Discussions arose when Minister of Planning and Investment Bui Quang Vinh on October 20 said that Vietnam will have 255.75 trillion Vietnamese dong ($11.37 billion) for socio-economic development projects in 2016.
After allocations for local governments, the central budget will have just 45 trillion dong ($2 billion) left for socio-economic development projects. “We don’t know what to do with this amount, while debt repayments are pending,” the minister noted.
A few days later, Deputy Finance Minister Do Hoang Anh Tuan clarified that the government will have up to 95 trillion dong available for “development projects” if 50 trillion dong in official development assistance (ODA) is taken into account.
In other words, of the aforementioned 95 trillion dong, the Ministry of Planning and Investment can manage 45 trillion dong while 50 trillion dong in ODA will be “automatically” disbursed under accords Vietnam has signed with donors.
The amount of 45 trillion dong is actually the money that will be used to finance development projects.
According to a government plan recently forwarded to the National Assembly, Vietnam’s supreme legislative body, the nation’s state budget revenue is projected at 1,014.5 trillion dong ($45.1 billion) in 2016.
Budget expenditures are planned at 1,268.5 trillion dong ($56.38 billion) next year, causing budget overspending to amount to 254 trillion dong, up 28 trillion dong from that in 2015.
Economist Le Dang Doanh, former director of the Central Institute for Economic Management (CIEM), told the BizLIVE newspaper that Minister Vinh wanted to sound alarm bells over the scarcity of liquidity in the state budget.

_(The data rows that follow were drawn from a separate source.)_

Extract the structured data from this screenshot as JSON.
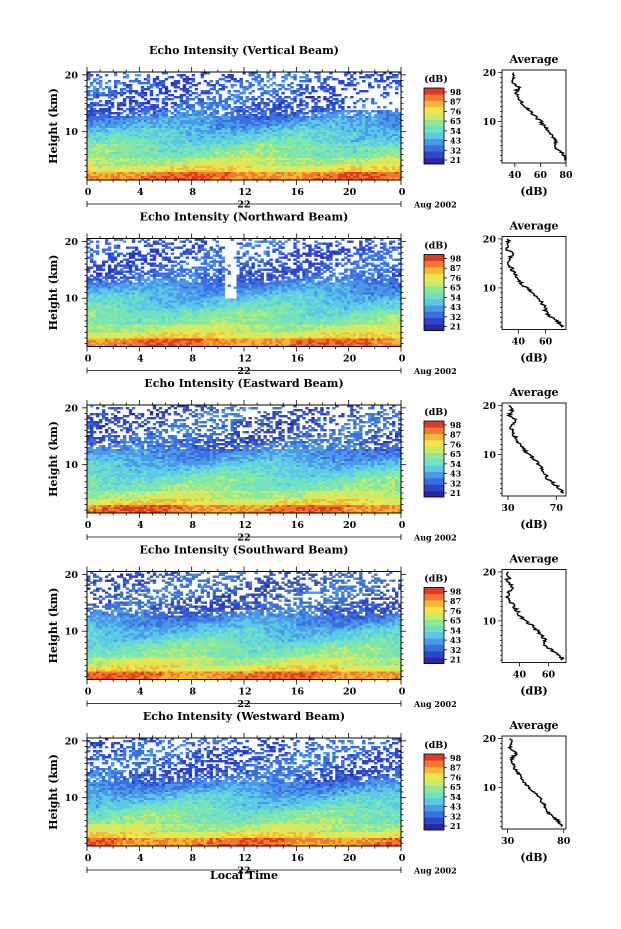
{
  "figure": {
    "xlabel_bottom": "Local Time"
  },
  "colors": {
    "colormap": [
      "#2a2a9e",
      "#2d46c8",
      "#3a6fe0",
      "#4a9ae8",
      "#5cc8e8",
      "#6ee0c6",
      "#8ee89a",
      "#c8ec6a",
      "#f2e44a",
      "#f5b838",
      "#ef7a30",
      "#e03a26"
    ],
    "background": "#ffffff",
    "axis": "#000000",
    "profile_line": "#000000"
  },
  "chart_data": [
    {
      "type": "heatmap",
      "title": "Echo Intensity (Vertical Beam)",
      "ylabel": "Height (km)",
      "xlim": [
        0,
        24
      ],
      "ylim": [
        1.5,
        20.5
      ],
      "x_ticks": [
        "0",
        "4",
        "8",
        "12",
        "16",
        "20",
        "0"
      ],
      "y_ticks": [
        "20",
        "10"
      ],
      "date_day": "22",
      "date_label": "Aug 2002",
      "colorbar": {
        "unit": "(dB)",
        "ticks": [
          "98",
          "87",
          "76",
          "65",
          "54",
          "43",
          "32",
          "21"
        ],
        "range": [
          21,
          98
        ]
      },
      "profile": {
        "title": "Average",
        "xlabel": "(dB)",
        "x_ticks": [
          "40",
          "60",
          "80"
        ],
        "xlim": [
          30,
          80
        ],
        "heights": [
          2,
          3,
          4,
          5,
          6,
          7,
          8,
          9,
          10,
          11,
          12,
          13,
          14,
          15,
          16,
          17,
          18,
          19,
          20
        ],
        "values": [
          80,
          79,
          75,
          70,
          72,
          70,
          66,
          63,
          60,
          56,
          52,
          48,
          45,
          42,
          41,
          43,
          37,
          40,
          38
        ]
      }
    },
    {
      "type": "heatmap",
      "title": "Echo Intensity (Northward Beam)",
      "ylabel": "Height (km)",
      "xlim": [
        0,
        24
      ],
      "ylim": [
        1.5,
        20.5
      ],
      "x_ticks": [
        "0",
        "4",
        "8",
        "12",
        "16",
        "20",
        "0"
      ],
      "y_ticks": [
        "20",
        "10"
      ],
      "date_day": "22",
      "date_label": "Aug 2002",
      "colorbar": {
        "unit": "(dB)",
        "ticks": [
          "98",
          "87",
          "76",
          "65",
          "54",
          "43",
          "32",
          "21"
        ],
        "range": [
          21,
          98
        ]
      },
      "profile": {
        "title": "Average",
        "xlabel": "(dB)",
        "x_ticks": [
          "40",
          "60"
        ],
        "xlim": [
          28,
          75
        ],
        "heights": [
          2,
          3,
          4,
          5,
          6,
          7,
          8,
          9,
          10,
          11,
          12,
          13,
          14,
          15,
          16,
          17,
          18,
          19,
          20
        ],
        "values": [
          72,
          70,
          64,
          60,
          60,
          57,
          54,
          51,
          46,
          42,
          40,
          37,
          35,
          33,
          33,
          36,
          31,
          33,
          32
        ]
      }
    },
    {
      "type": "heatmap",
      "title": "Echo Intensity (Eastward Beam)",
      "ylabel": "Height (km)",
      "xlim": [
        0,
        24
      ],
      "ylim": [
        1.5,
        20.5
      ],
      "x_ticks": [
        "0",
        "4",
        "8",
        "12",
        "16",
        "20",
        "0"
      ],
      "y_ticks": [
        "20",
        "10"
      ],
      "date_day": "22",
      "date_label": "Aug 2002",
      "colorbar": {
        "unit": "(dB)",
        "ticks": [
          "98",
          "87",
          "76",
          "65",
          "54",
          "43",
          "32",
          "21"
        ],
        "range": [
          21,
          98
        ]
      },
      "profile": {
        "title": "Average",
        "xlabel": "(dB)",
        "x_ticks": [
          "30",
          "70"
        ],
        "xlim": [
          25,
          78
        ],
        "heights": [
          2,
          3,
          4,
          5,
          6,
          7,
          8,
          9,
          10,
          11,
          12,
          13,
          14,
          15,
          16,
          17,
          18,
          19,
          20
        ],
        "values": [
          76,
          73,
          68,
          63,
          61,
          58,
          55,
          52,
          47,
          43,
          40,
          37,
          35,
          33,
          33,
          36,
          31,
          33,
          32
        ]
      }
    },
    {
      "type": "heatmap",
      "title": "Echo Intensity (Southward Beam)",
      "ylabel": "Height (km)",
      "xlim": [
        0,
        24
      ],
      "ylim": [
        1.5,
        20.5
      ],
      "x_ticks": [
        "0",
        "4",
        "8",
        "12",
        "16",
        "20",
        "0"
      ],
      "y_ticks": [
        "20",
        "10"
      ],
      "date_day": "22",
      "date_label": "Aug 2002",
      "colorbar": {
        "unit": "(dB)",
        "ticks": [
          "98",
          "87",
          "76",
          "65",
          "54",
          "43",
          "32",
          "21"
        ],
        "range": [
          21,
          98
        ]
      },
      "profile": {
        "title": "Average",
        "xlabel": "(dB)",
        "x_ticks": [
          "40",
          "60"
        ],
        "xlim": [
          28,
          72
        ],
        "heights": [
          2,
          3,
          4,
          5,
          6,
          7,
          8,
          9,
          10,
          11,
          12,
          13,
          14,
          15,
          16,
          17,
          18,
          19,
          20
        ],
        "values": [
          70,
          68,
          62,
          58,
          58,
          55,
          52,
          49,
          44,
          41,
          38,
          36,
          34,
          32,
          33,
          35,
          31,
          33,
          32
        ]
      }
    },
    {
      "type": "heatmap",
      "title": "Echo Intensity (Westward Beam)",
      "ylabel": "Height (km)",
      "xlim": [
        0,
        24
      ],
      "ylim": [
        1.5,
        20.5
      ],
      "x_ticks": [
        "0",
        "4",
        "8",
        "12",
        "16",
        "20",
        "0"
      ],
      "y_ticks": [
        "20",
        "10"
      ],
      "date_day": "22",
      "date_label": "Aug 2002",
      "colorbar": {
        "unit": "(dB)",
        "ticks": [
          "98",
          "87",
          "76",
          "65",
          "54",
          "43",
          "32",
          "21"
        ],
        "range": [
          21,
          98
        ]
      },
      "profile": {
        "title": "Average",
        "xlabel": "(dB)",
        "x_ticks": [
          "30",
          "80"
        ],
        "xlim": [
          25,
          82
        ],
        "heights": [
          2,
          3,
          4,
          5,
          6,
          7,
          8,
          9,
          10,
          11,
          12,
          13,
          14,
          15,
          16,
          17,
          18,
          19,
          20
        ],
        "values": [
          78,
          76,
          70,
          66,
          64,
          61,
          58,
          54,
          49,
          45,
          42,
          39,
          36,
          34,
          34,
          38,
          32,
          34,
          33
        ]
      }
    }
  ]
}
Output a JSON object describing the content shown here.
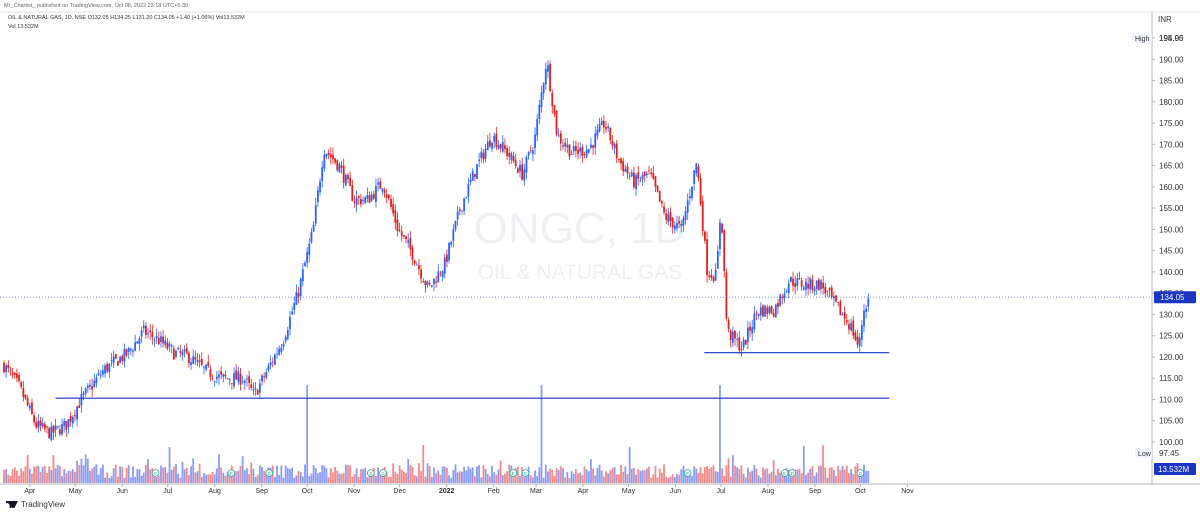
{
  "header": {
    "publisher": "Mr_Chartist_ published on TradingView.com, Oct 08, 2022 23:18 UTC+5:30",
    "ohlc": "OIL & NATURAL GAS, 1D, NSE  O132.05  H134.25  L131.20  C134.05  +1.40 (+1.06%)  Vol13.532M",
    "volume": "Vol  13.532M"
  },
  "watermark": {
    "symbol": "ONGC, 1D",
    "name": "OIL & NATURAL GAS"
  },
  "axis": {
    "currency": "INR",
    "high_label": "High",
    "high_value": "194.95",
    "low_label": "Low",
    "low_value": "97.45",
    "last_price": "134.05",
    "volume_badge": "13.532M"
  },
  "footer": {
    "brand": "TradingView"
  },
  "colors": {
    "up": "#2962ff",
    "down": "#e0201e",
    "vol_up": "#8b9cf5",
    "vol_down": "#f28b8b",
    "line": "#1a35c4",
    "badge": "#1a35c4"
  },
  "chart_data": {
    "type": "candlestick",
    "symbol": "ONGC",
    "timeframe": "1D",
    "ylim": [
      95,
      197
    ],
    "y_ticks": [
      100,
      105,
      110,
      115,
      120,
      125,
      130,
      135,
      140,
      145,
      150,
      155,
      160,
      165,
      170,
      175,
      180,
      185,
      190,
      195
    ],
    "x_ticks": [
      "Apr",
      "May",
      "Jun",
      "Jul",
      "Aug",
      "Sep",
      "Oct",
      "Nov",
      "Dec",
      "2022",
      "Feb",
      "Mar",
      "Apr",
      "May",
      "Jun",
      "Jul",
      "Aug",
      "Sep",
      "Oct",
      "Nov"
    ],
    "close_path": [
      [
        "2021-03-15",
        118
      ],
      [
        "2021-03-25",
        113
      ],
      [
        "2021-04-05",
        104
      ],
      [
        "2021-04-15",
        102
      ],
      [
        "2021-04-25",
        104
      ],
      [
        "2021-05-05",
        110
      ],
      [
        "2021-05-20",
        117
      ],
      [
        "2021-06-05",
        121
      ],
      [
        "2021-06-15",
        126
      ],
      [
        "2021-06-25",
        124
      ],
      [
        "2021-07-05",
        121
      ],
      [
        "2021-07-15",
        120
      ],
      [
        "2021-07-25",
        117
      ],
      [
        "2021-08-05",
        115
      ],
      [
        "2021-08-20",
        115
      ],
      [
        "2021-08-27",
        111
      ],
      [
        "2021-09-05",
        117
      ],
      [
        "2021-09-15",
        124
      ],
      [
        "2021-09-25",
        135
      ],
      [
        "2021-10-05",
        150
      ],
      [
        "2021-10-12",
        169
      ],
      [
        "2021-10-22",
        165
      ],
      [
        "2021-11-01",
        157
      ],
      [
        "2021-11-10",
        157
      ],
      [
        "2021-11-20",
        161
      ],
      [
        "2021-11-30",
        150
      ],
      [
        "2021-12-10",
        144
      ],
      [
        "2021-12-20",
        136
      ],
      [
        "2021-12-31",
        142
      ],
      [
        "2022-01-10",
        155
      ],
      [
        "2022-01-20",
        164
      ],
      [
        "2022-01-31",
        172
      ],
      [
        "2022-02-10",
        168
      ],
      [
        "2022-02-20",
        163
      ],
      [
        "2022-02-28",
        171
      ],
      [
        "2022-03-08",
        190
      ],
      [
        "2022-03-15",
        172
      ],
      [
        "2022-03-25",
        168
      ],
      [
        "2022-04-05",
        169
      ],
      [
        "2022-04-15",
        175
      ],
      [
        "2022-04-25",
        166
      ],
      [
        "2022-05-05",
        161
      ],
      [
        "2022-05-15",
        163
      ],
      [
        "2022-05-25",
        153
      ],
      [
        "2022-06-05",
        150
      ],
      [
        "2022-06-15",
        166
      ],
      [
        "2022-06-22",
        140
      ],
      [
        "2022-06-28",
        139
      ],
      [
        "2022-07-01",
        156
      ],
      [
        "2022-07-05",
        126
      ],
      [
        "2022-07-15",
        122
      ],
      [
        "2022-07-25",
        131
      ],
      [
        "2022-08-05",
        131
      ],
      [
        "2022-08-15",
        138
      ],
      [
        "2022-08-25",
        137
      ],
      [
        "2022-09-05",
        137
      ],
      [
        "2022-09-15",
        132
      ],
      [
        "2022-09-25",
        127
      ],
      [
        "2022-09-30",
        122
      ],
      [
        "2022-10-03",
        131
      ],
      [
        "2022-10-07",
        134.05
      ]
    ],
    "last_bar": {
      "open": 132.05,
      "high": 134.25,
      "low": 131.2,
      "close": 134.05,
      "change": 1.4,
      "change_pct": 1.06,
      "volume": "13.532M"
    },
    "high": 194.95,
    "low": 97.45,
    "annotations": [
      {
        "type": "horizontal_line",
        "price": 110.3,
        "from": "2021-04-18",
        "to": "2022-10-20"
      },
      {
        "type": "horizontal_line",
        "price": 121.0,
        "from": "2022-06-20",
        "to": "2022-10-20"
      }
    ],
    "volume_spikes": [
      {
        "date": "2021-10-01",
        "direction": "up"
      },
      {
        "date": "2022-03-04",
        "direction": "up"
      },
      {
        "date": "2022-06-30",
        "direction": "up"
      }
    ],
    "event_markers": [
      {
        "date": "2021-06-23",
        "label": "E"
      },
      {
        "date": "2021-08-12",
        "label": "E"
      },
      {
        "date": "2021-09-06",
        "label": "D"
      },
      {
        "date": "2021-11-12",
        "label": "E"
      },
      {
        "date": "2021-11-20",
        "label": "D"
      },
      {
        "date": "2022-02-14",
        "label": "E"
      },
      {
        "date": "2022-02-22",
        "label": "D"
      },
      {
        "date": "2022-06-09",
        "label": "E"
      },
      {
        "date": "2022-08-12",
        "label": "E"
      },
      {
        "date": "2022-08-17",
        "label": "D"
      },
      {
        "date": "2022-10-01",
        "label": "D"
      }
    ]
  }
}
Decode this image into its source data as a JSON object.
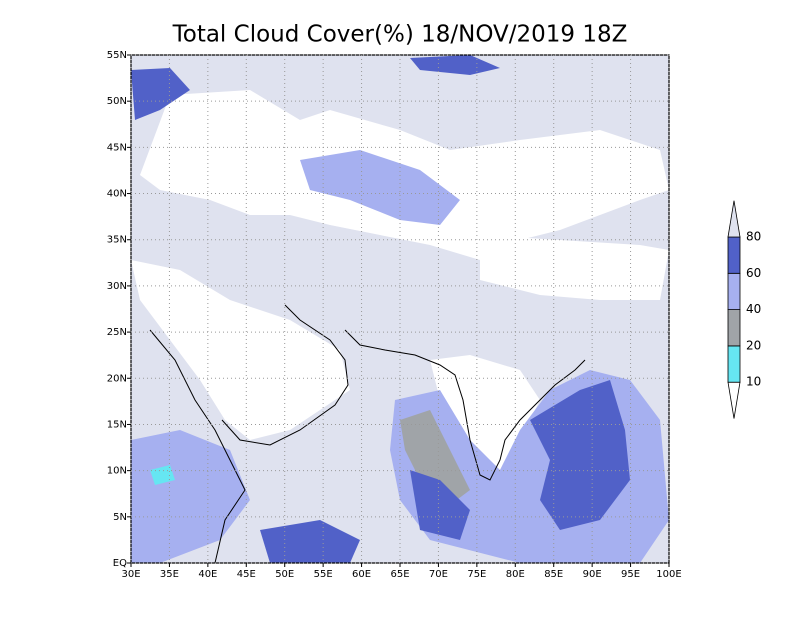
{
  "map": {
    "title": "Total Cloud Cover(%) 18/NOV/2019 18Z",
    "xlim": [
      30,
      100
    ],
    "ylim": [
      0,
      55
    ],
    "xticks": [
      {
        "value": 30,
        "label": "30E"
      },
      {
        "value": 35,
        "label": "35E"
      },
      {
        "value": 40,
        "label": "40E"
      },
      {
        "value": 45,
        "label": "45E"
      },
      {
        "value": 50,
        "label": "50E"
      },
      {
        "value": 55,
        "label": "55E"
      },
      {
        "value": 60,
        "label": "60E"
      },
      {
        "value": 65,
        "label": "65E"
      },
      {
        "value": 70,
        "label": "70E"
      },
      {
        "value": 75,
        "label": "75E"
      },
      {
        "value": 80,
        "label": "80E"
      },
      {
        "value": 85,
        "label": "85E"
      },
      {
        "value": 90,
        "label": "90E"
      },
      {
        "value": 95,
        "label": "95E"
      },
      {
        "value": 100,
        "label": "100E"
      }
    ],
    "yticks": [
      {
        "value": 0,
        "label": "EQ"
      },
      {
        "value": 5,
        "label": "5N"
      },
      {
        "value": 10,
        "label": "10N"
      },
      {
        "value": 15,
        "label": "15N"
      },
      {
        "value": 20,
        "label": "20N"
      },
      {
        "value": 25,
        "label": "25N"
      },
      {
        "value": 30,
        "label": "30N"
      },
      {
        "value": 35,
        "label": "35N"
      },
      {
        "value": 40,
        "label": "40N"
      },
      {
        "value": 45,
        "label": "45N"
      },
      {
        "value": 50,
        "label": "50N"
      },
      {
        "value": 55,
        "label": "55N"
      }
    ],
    "grid": true,
    "colorbar": {
      "levels": [
        10,
        20,
        40,
        60,
        80
      ],
      "colors": [
        "#ffffff",
        "#66e6f2",
        "#a0a4a8",
        "#a6b0f0",
        "#5161c8",
        "#dfe2ef"
      ]
    }
  }
}
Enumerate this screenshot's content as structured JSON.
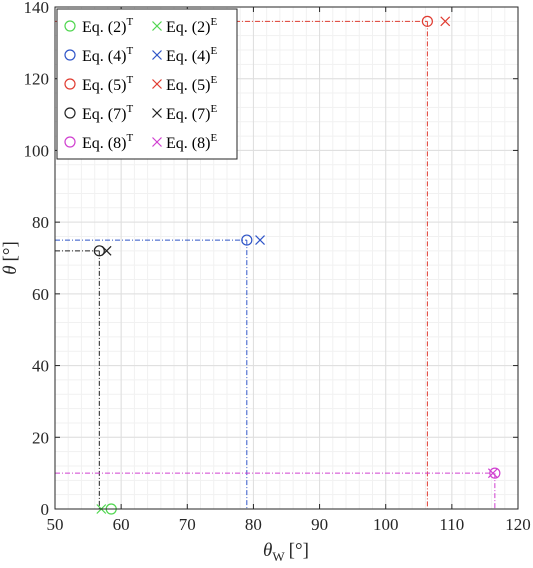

Meanwhile, the 50-trillion-dong amount in ODA has already been assigned to determined projects and cannot be used for other purposes. “The problem is whether it is effectively used or not,” Mr. Doanh added.
The Vietnamese government is struggling with dwindling budget collections as crude oil prices have been half of the projected $100 a barrel and import tariffs are cut under free trade agreements.
To offset the fiscal deficit, it has put forwards a series of proposals, including reducing regular expenditures, using proceeds from selling state stakes in profitable companies, and issuing sovereign bonds overseas. The Ministry of Finance has taken out a loan worth 30 trillion dong from the State Bank of Vietnam.